I put my wedding ring back on today because
my dear, dear wife has come home; and
a new incarnation of my soul has roused the stolid flesh,
(that was my misery, now my ecstacy),
to transfigure the dross
into a blessed image of heaven’s bright promise--
a hymn of praise,
a prayer of thanksgiving.
Anyway, the main point of this whole Book Two, the point of the title, The Third Flight of the Phoenix, was to show how a pathetic victim of Asperger’s Syndrome finally managed to deal with some of the most destructive symptoms of that syndrome, symptoms that nearly lost him his wife and his life, and pull it all back together. Through it all there was a supreme effort not only to change dysfunctional behaviors, but to find a person behind the artificial surfaces of sequential thinking and artistic pretense. Twenty-five years ago, Tina needed an artist; there I was. Today she needs a man, and that, through much toil and strain, redefinition, and spiritual insight, I have become.
If I could but draw your approving glance
If I could but draw your approving glance to me
with a well-turned phrase, or a rhyme,
How I would study and slave over what I cannot say and will never say!
But, ah, the music of the wind and sky unman me,
and I falter at the crisis,
submit to the stained and dusty smell of old books,
the mother and grave maker of all my tunes,
and fail again
to sing you to my arms.
I want to say, no,
I want to say, no
I want to imprint on your mind such syllables of soul
That might enchant and charm you to me (poo-tee-wheet);
but a flurry of feathers excites just so much (and no more)
breath of breeze as it takes to say, “I have nothing to give.”
“Nothing” is all my art, “Nothing” is my puerile deal with the devil,
who gives me ribaldries for sonnets, and pigs for pearls.
How can I entice the golden bird (poo-tee-wheet)
to the wasteland of my arid self?

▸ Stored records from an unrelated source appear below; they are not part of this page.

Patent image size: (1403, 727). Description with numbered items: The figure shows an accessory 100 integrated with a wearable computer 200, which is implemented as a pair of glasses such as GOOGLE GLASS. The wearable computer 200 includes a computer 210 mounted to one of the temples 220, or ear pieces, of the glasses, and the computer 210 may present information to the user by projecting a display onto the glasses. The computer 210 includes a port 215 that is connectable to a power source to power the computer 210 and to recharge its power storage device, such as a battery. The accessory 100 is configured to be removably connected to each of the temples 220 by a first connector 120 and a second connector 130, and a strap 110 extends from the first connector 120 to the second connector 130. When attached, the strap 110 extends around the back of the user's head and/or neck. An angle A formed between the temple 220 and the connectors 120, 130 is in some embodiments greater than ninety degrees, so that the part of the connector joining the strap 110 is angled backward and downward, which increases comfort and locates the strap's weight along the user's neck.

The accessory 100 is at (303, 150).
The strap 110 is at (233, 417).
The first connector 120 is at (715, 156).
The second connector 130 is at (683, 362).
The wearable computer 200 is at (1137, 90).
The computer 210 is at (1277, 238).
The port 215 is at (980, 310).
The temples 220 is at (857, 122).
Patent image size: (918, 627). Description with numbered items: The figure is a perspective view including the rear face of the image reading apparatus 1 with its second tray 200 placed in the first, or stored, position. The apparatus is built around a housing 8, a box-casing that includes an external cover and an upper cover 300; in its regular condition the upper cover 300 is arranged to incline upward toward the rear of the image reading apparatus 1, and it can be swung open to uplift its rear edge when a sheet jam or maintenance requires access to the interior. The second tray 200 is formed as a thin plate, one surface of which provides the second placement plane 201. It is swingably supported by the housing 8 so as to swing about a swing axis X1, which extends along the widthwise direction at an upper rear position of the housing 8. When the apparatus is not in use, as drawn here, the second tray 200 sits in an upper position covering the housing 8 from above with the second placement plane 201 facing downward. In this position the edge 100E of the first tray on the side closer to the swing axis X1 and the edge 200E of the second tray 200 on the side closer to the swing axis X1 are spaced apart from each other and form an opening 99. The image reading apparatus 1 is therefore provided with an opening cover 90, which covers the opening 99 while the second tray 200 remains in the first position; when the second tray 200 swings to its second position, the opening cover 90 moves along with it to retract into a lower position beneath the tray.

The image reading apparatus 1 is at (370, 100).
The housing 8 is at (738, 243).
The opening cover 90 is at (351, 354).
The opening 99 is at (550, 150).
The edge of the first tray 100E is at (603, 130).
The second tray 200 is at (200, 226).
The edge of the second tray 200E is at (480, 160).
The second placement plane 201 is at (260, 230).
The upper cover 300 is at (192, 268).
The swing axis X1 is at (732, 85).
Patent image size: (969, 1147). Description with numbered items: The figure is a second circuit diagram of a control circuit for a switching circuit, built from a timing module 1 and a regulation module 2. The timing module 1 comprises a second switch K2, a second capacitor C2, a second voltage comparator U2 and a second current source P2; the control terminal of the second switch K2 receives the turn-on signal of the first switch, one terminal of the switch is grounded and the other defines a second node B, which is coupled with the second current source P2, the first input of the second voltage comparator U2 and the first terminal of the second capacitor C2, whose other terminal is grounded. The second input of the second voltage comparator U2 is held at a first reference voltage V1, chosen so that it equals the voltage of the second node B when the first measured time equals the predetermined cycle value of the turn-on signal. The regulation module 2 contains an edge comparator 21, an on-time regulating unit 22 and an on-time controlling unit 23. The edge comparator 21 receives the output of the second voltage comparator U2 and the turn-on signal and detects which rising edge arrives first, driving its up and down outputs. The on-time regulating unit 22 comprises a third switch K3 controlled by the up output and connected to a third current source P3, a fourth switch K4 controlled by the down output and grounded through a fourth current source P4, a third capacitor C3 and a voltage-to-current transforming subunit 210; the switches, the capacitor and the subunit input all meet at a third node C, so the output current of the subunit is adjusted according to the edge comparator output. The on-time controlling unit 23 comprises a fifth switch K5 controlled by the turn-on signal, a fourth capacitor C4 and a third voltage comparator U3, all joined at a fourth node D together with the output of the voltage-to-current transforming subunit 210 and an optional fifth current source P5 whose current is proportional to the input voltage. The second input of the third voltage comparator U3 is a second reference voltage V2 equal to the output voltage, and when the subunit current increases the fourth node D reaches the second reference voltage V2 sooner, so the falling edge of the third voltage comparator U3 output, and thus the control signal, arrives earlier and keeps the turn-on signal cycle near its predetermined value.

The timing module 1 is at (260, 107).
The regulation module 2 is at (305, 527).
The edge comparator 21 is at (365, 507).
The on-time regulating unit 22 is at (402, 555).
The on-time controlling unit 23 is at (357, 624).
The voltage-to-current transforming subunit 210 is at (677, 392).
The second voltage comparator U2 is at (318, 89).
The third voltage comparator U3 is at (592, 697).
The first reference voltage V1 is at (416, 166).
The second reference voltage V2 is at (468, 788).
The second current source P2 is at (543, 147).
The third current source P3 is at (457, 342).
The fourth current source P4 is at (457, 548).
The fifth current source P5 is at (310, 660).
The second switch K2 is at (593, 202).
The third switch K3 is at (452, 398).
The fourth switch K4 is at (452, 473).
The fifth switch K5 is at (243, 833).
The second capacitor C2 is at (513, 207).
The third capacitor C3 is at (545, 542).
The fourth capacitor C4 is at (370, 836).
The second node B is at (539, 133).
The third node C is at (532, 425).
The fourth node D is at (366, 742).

By dressing a cactus in tinsel?
By harmonizing the groan of cottonwoods into comic chorales ?
I spit on my words, my poses, my consumptive knick-knacks of song,
so unmade are they by rough hands on a chain saw!
I will arise and go now, and build my hut on the hill,
and silent will I sit, and silent sing, and pray for you to come to me
on crest of flood, or in an old chevy pick-up.